Awww Kat, I'm sorry you caught your baby's cold. She likes to share doesn't she?
We are abysmal at discussing things. He sits and agrees with me, I do all the talking, he gives no input and then it gets to the point where he walks out without any discussion at all. The end. FOO stuff. Big mess. I HATE confrontation. ALL CAPS! I nearly throw up if there is a disagreement of any kind. No idea where that comes from. My parents were the epitome of a happy marriage as were my grandparents and all my aunts and uncles. The models I learned from are nothing like I am. It's crazy. All of this definitely was a root cause of our problems. He never once shared his feelings about anything.
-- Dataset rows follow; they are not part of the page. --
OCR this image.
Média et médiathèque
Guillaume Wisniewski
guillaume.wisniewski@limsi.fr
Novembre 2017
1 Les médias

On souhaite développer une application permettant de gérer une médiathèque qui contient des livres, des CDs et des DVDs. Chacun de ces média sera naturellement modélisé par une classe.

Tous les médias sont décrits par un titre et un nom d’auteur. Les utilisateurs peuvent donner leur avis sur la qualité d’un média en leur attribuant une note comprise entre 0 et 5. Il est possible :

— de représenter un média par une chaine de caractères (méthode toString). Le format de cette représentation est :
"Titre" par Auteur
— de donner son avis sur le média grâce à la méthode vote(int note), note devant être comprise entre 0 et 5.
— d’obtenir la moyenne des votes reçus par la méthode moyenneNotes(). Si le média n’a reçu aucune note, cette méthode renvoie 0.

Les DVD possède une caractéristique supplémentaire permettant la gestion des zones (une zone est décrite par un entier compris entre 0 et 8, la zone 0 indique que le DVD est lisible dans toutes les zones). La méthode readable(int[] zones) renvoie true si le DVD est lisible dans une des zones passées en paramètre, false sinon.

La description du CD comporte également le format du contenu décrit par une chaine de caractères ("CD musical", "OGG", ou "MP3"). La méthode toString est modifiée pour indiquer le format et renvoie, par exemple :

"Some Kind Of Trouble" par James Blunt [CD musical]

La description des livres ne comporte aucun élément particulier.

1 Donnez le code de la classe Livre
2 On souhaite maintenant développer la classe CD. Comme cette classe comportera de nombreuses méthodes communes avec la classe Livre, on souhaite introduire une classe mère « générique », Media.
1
You aren't wrong kat, not at all. I walk on eggshells in constant fear that he's going to leave. Logically, I know he has not options of places to go. I know there is no one else right now but that doesn't mean there might not be sometime. I trust him....to a point. I don't think I will every fully trust him again mainly because I don't want to be proven a fool yet again. Seriously, I don't believe I would ever trust any man again, not just him. No, I don't believe all men are cheaters. I just no longer trust my own intuition.
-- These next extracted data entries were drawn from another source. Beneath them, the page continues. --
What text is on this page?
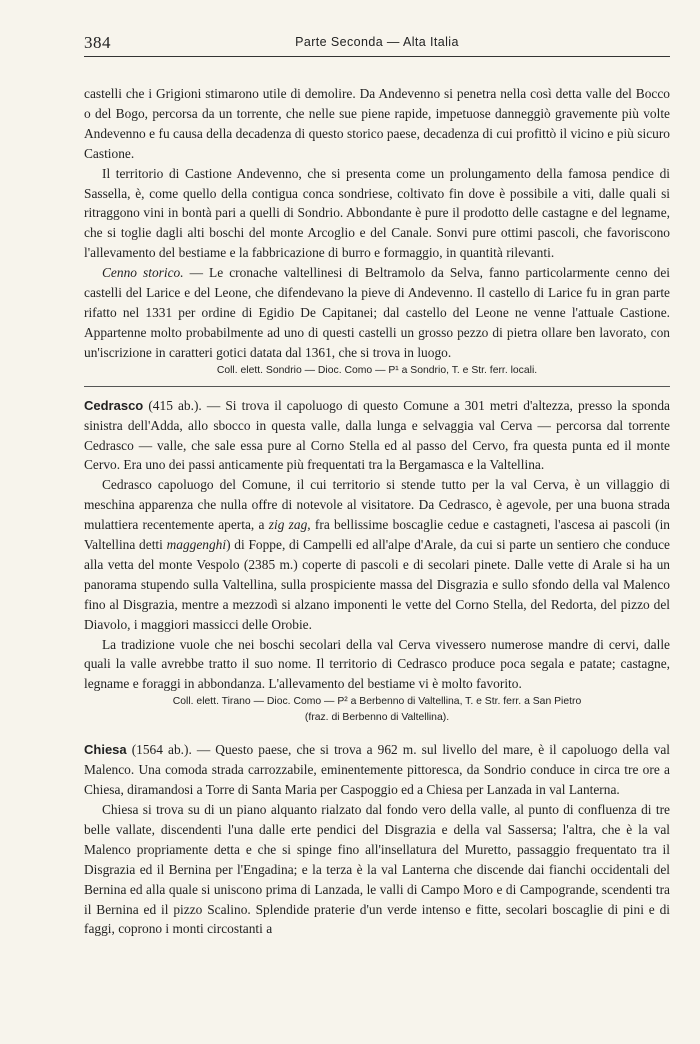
384	Parte Seconda — Alta Italia

castelli che i Grigioni stimarono utile di demolire. Da Andevenno si penetra nella così detta valle del Bocco o del Bogo, percorsa da un torrente, che nelle sue piene rapide, impetuose danneggiò gravemente più volte Andevenno e fu causa della decadenza di questo storico paese, decadenza di cui profittò il vicino e più sicuro Castione.

Il territorio di Castione Andevenno, che si presenta come un prolungamento della famosa pendice di Sassella, è, come quello della contigua conca sondriese, coltivato fin dove è possibile a viti, dalle quali si ritraggono vini in bontà pari a quelli di Sondrio. Abbondante è pure il prodotto delle castagne e del legname, che si toglie dagli alti boschi del monte Arcoglio e del Canale. Sonvi pure ottimi pascoli, che favoriscono l'allevamento del bestiame e la fabbricazione di burro e formaggio, in quantità rilevanti.

Cenno storico. — Le cronache valtellinesi di Beltramolo da Selva, fanno particolarmente cenno dei castelli del Larice e del Leone, che difendevano la pieve di Andevenno. Il castello di Larice fu in gran parte rifatto nel 1331 per ordine di Egidio De Capitanei; dal castello del Leone ne venne l'attuale Castione. Appartenne molto probabilmente ad uno di questi castelli un grosso pezzo di pietra ollare ben lavorato, con un'iscrizione in caratteri gotici datata dal 1361, che si trova in luogo.

Coll. elett. Sondrio — Dioc. Como — P¹ a Sondrio, T. e Str. ferr. locali.

Cedrasco (415 ab.). — Si trova il capoluogo di questo Comune a 301 metri d'altezza, presso la sponda sinistra dell'Adda, allo sbocco in questa valle, dalla lunga e selvaggia val Cerva — percorsa dal torrente Cedrasco — valle, che sale essa pure al Corno Stella ed al passo del Cervo, fra questa punta ed il monte Cervo. Era uno dei passi anticamente più frequentati tra la Bergamasca e la Valtellina.

Cedrasco capoluogo del Comune, il cui territorio si stende tutto per la val Cerva, è un villaggio di meschina apparenza che nulla offre di notevole al visitatore. Da Cedrasco, è agevole, per una buona strada mulattiera recentemente aperta, a zig zag, fra bellissime boscaglie cedue e castagneti, l'ascesa ai pascoli (in Valtellina detti maggenghi) di Foppe, di Campelli ed all'alpe d'Arale, da cui si parte un sentiero che conduce alla vetta del monte Vespolo (2385 m.) coperte di pascoli e di secolari pinete. Dalle vette di Arale si ha un panorama stupendo sulla Valtellina, sulla prospiciente massa del Disgrazia e sullo sfondo della val Malenco fino al Disgrazia, mentre a mezzodì si alzano imponenti le vette del Corno Stella, del Redorta, del pizzo del Diavolo, i maggiori massicci delle Orobie.

La tradizione vuole che nei boschi secolari della val Cerva vivessero numerose mandre di cervi, dalle quali la valle avrebbe tratto il suo nome. Il territorio di Cedrasco produce poca segala e patate; castagne, legname e foraggi in abbondanza. L'allevamento del bestiame vi è molto favorito.

Coll. elett. Tirano — Dioc. Como — P² a Berbenno di Valtellina, T. e Str. ferr. a San Pietro

(fraz. di Berbenno di Valtellina).

Chiesa (1564 ab.). — Questo paese, che si trova a 962 m. sul livello del mare, è il capoluogo della val Malenco. Una comoda strada carrozzabile, eminentemente pittoresca, da Sondrio conduce in circa tre ore a Chiesa, diramandosi a Torre di Santa Maria per Caspoggio ed a Chiesa per Lanzada in val Lanterna.

Chiesa si trova su di un piano alquanto rialzato dal fondo vero della valle, al punto di confluenza di tre belle vallate, discendenti l'una dalle erte pendici del Disgrazia e della val Sassersa; l'altra, che è la val Malenco propriamente detta e che si spinge fino all'insellatura del Muretto, passaggio frequentato tra il Disgrazia ed il Bernina per l'Engadina; e la terza è la val Lanterna che discende dai fianchi occidentali del Bernina ed alla quale si uniscono prima di Lanzada, le valli di Campo Moro e di Campogrande, scendenti tra il Bernina ed il pizzo Scalino. Splendide praterie d'un verde intenso e fitte, secolari boscaglie di pini e di faggi, coprono i monti circostanti a
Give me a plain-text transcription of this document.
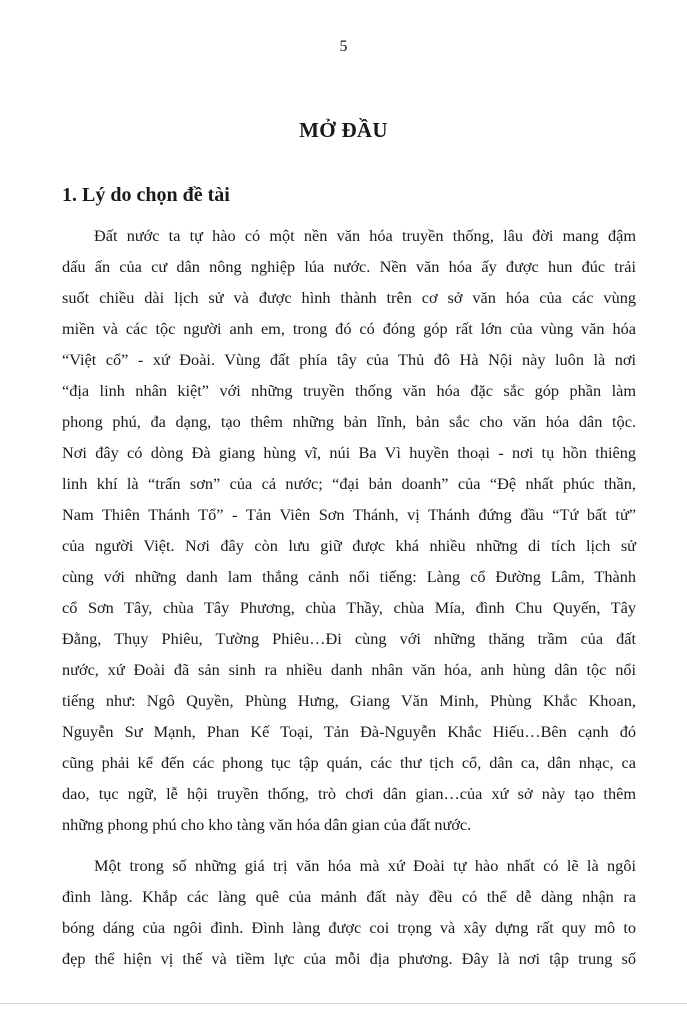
5
MỞ ĐẦU
1. Lý do chọn đề tài
Đất nước ta tự hào có một nền văn hóa truyền thống, lâu đời mang đậm
dấu ấn của cư dân nông nghiệp lúa nước. Nền văn hóa ấy được hun đúc trải
suốt chiều dài lịch sử và được hình thành trên cơ sở văn hóa của các vùng
miền và các tộc người anh em, trong đó có đóng góp rất lớn của vùng văn hóa
“Việt cổ” - xứ Đoài. Vùng đất phía tây của Thủ đô Hà Nội này luôn là nơi
“địa linh nhân kiệt” với những truyền thống văn hóa đặc sắc góp phần làm
phong phú, đa dạng, tạo thêm những bản lĩnh, bản sắc cho văn hóa dân tộc.
Nơi đây có dòng Đà giang hùng vĩ, núi Ba Vì huyền thoại - nơi tụ hồn thiêng
linh khí là “trấn sơn” của cả nước; “đại bản doanh” của “Đệ nhất phúc thần,
Nam Thiên Thánh Tổ” - Tản Viên Sơn Thánh, vị Thánh đứng đầu “Tứ bất tử”
của người Việt. Nơi đây còn lưu giữ được khá nhiều những di tích lịch sử
cùng với những danh lam thắng cảnh nổi tiếng: Làng cổ Đường Lâm, Thành
cổ Sơn Tây, chùa Tây Phương, chùa Thầy, chùa Mía, đình Chu Quyến, Tây
Đằng, Thụy Phiêu, Tường Phiêu…Đi cùng với những thăng trầm của đất
nước, xứ Đoài đã sản sinh ra nhiều danh nhân văn hóa, anh hùng dân tộc nổi
tiếng như: Ngô Quyền, Phùng Hưng, Giang Văn Minh, Phùng Khắc Khoan,
Nguyễn Sư Mạnh, Phan Kế Toại, Tản Đà-Nguyễn Khắc Hiếu…Bên cạnh đó
cũng phải kể đến các phong tục tập quán, các thư tịch cổ, dân ca, dân nhạc, ca
dao, tục ngữ, lễ hội truyền thống, trò chơi dân gian…của xứ sở này tạo thêm
những phong phú cho kho tàng văn hóa dân gian của đất nước.
Một trong số những giá trị văn hóa mà xứ Đoài tự hào nhất có lẽ là ngôi
đình làng. Khắp các làng quê của mảnh đất này đều có thể dễ dàng nhận ra
bóng dáng của ngôi đình. Đình làng được coi trọng và xây dựng rất quy mô to
đẹp thể hiện vị thế và tiềm lực của mỗi địa phương. Đây là nơi tập trung số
I have to sit him down and talk to him, there just is never a good time. Yes, I'm scared out of mind about it. Rocking the boat is scary. I keep hearing all these messages from various places about life being too short and you only regret the things you didn't do, etc., etc.. I don't believe in signs but if I did, these might be them.
T19 M15 S19 XH47 M43 bomb12/4/07 PA5/07 S12/26/07 D final 11/17/08 Back together with no defined R 05/2010 confused....to say the least!!!